Academic credentials took second place, with 34.8 percent choosing it as crucial, while internship experience was third at 28 percent, the report said. Only 11.2 and 3.1 percent of respondents said they valued overseas experience and the TOEIC score, respectively.

The findings were also reflected in the hiring process of some Korea’s conglomerates.

Since the first half of 2015, SK Group has not required job-seekers to describe “unrelated credentials” such as the TOEIC score and overseas studies experience. LG group has done the same thing since the second half of 2014.

Private information was not required in resumes as well, the survey showed. The proportion of companies requiring blood type and height (or weight) information was 10.3 percent and 9.1 percent, respectively. In 2015, 20.5 percent needed blood type information and 24.5 percent asked for applicant’s height or weight.

“I think it is a big change in the way Korean companies hire their employee,” said Uh Soo-bong, a professor at Korea University of Technology and Education, who also serves as the president of KOREA TECH graduate school’s hiring research department.

But the survey also highlighted that the bigger the companies, the more diverse their resume requirements.

Among companies with more than 1,000 employees, about 85 percent requested for GPA scores, while 77 percent asked about foreign language test scores and 50 percent asked about awards.

On the other hand, among companies with less than 300 employees, the proportion of those that asked about GPA, language scores and awards were 54 percent, 43 percent and 28 percent respectively.

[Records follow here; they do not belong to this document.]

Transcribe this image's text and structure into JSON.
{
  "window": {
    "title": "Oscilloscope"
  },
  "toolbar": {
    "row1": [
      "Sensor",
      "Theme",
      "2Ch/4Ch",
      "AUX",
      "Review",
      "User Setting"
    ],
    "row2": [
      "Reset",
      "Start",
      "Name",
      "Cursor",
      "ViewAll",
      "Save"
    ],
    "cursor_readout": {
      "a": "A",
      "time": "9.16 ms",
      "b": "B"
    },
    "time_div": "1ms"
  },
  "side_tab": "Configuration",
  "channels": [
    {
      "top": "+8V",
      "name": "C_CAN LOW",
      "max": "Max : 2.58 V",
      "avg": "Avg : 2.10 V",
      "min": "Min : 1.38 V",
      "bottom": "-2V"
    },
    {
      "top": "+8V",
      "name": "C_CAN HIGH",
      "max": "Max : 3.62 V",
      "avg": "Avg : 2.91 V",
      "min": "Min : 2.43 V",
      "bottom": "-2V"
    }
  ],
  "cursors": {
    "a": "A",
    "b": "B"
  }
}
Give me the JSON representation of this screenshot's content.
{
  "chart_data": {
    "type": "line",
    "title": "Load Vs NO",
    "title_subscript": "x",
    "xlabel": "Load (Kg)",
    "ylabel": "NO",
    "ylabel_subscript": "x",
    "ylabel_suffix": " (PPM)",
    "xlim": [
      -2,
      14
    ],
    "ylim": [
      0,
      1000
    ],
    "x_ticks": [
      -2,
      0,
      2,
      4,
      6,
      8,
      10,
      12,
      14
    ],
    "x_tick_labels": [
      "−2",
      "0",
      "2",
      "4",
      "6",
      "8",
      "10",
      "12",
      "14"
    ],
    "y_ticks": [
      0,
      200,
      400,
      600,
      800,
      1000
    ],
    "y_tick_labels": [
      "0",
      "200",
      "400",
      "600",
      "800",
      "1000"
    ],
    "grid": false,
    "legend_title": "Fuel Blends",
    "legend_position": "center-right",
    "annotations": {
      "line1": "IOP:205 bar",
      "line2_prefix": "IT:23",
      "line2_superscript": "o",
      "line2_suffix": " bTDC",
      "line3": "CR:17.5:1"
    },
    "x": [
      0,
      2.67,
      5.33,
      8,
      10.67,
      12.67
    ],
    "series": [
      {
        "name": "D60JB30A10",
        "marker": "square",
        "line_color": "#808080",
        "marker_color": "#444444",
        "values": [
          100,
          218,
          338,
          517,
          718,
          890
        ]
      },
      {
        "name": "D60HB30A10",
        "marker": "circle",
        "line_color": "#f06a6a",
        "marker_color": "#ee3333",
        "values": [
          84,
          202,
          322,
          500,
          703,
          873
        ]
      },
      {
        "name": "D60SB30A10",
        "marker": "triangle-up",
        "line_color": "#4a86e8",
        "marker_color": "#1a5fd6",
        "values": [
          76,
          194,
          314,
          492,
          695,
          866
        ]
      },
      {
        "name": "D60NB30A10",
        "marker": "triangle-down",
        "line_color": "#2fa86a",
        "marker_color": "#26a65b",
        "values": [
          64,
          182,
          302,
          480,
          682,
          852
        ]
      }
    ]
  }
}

“It feels like double jeopardy for the job-seekers,” said Kim Sang-hun, a 26-year college student at the Seoul-based Sungkyunkwan University. “Job-seekers feel more pressured to have professional skills on top of academic records to meet a company’s abstract standards.”

Lee Keun-hwa, a 27-year-old with a bachelor’s degree in management, said that the new hiring process could also push job-seekers to fill their resume with “flamboyant but irrelevant experiences” such as a hiking experience in the Himalayas or even running fake startup companies.

Professor Uh said there was a need for job recruitment to be more in sync with the actual line of work.

“Most conglomerates still require job-seekers to have experience that might have nothing to do with what they would actually be doing at companies. We need to find a way to ensure better fairness in the hiring process,” he said.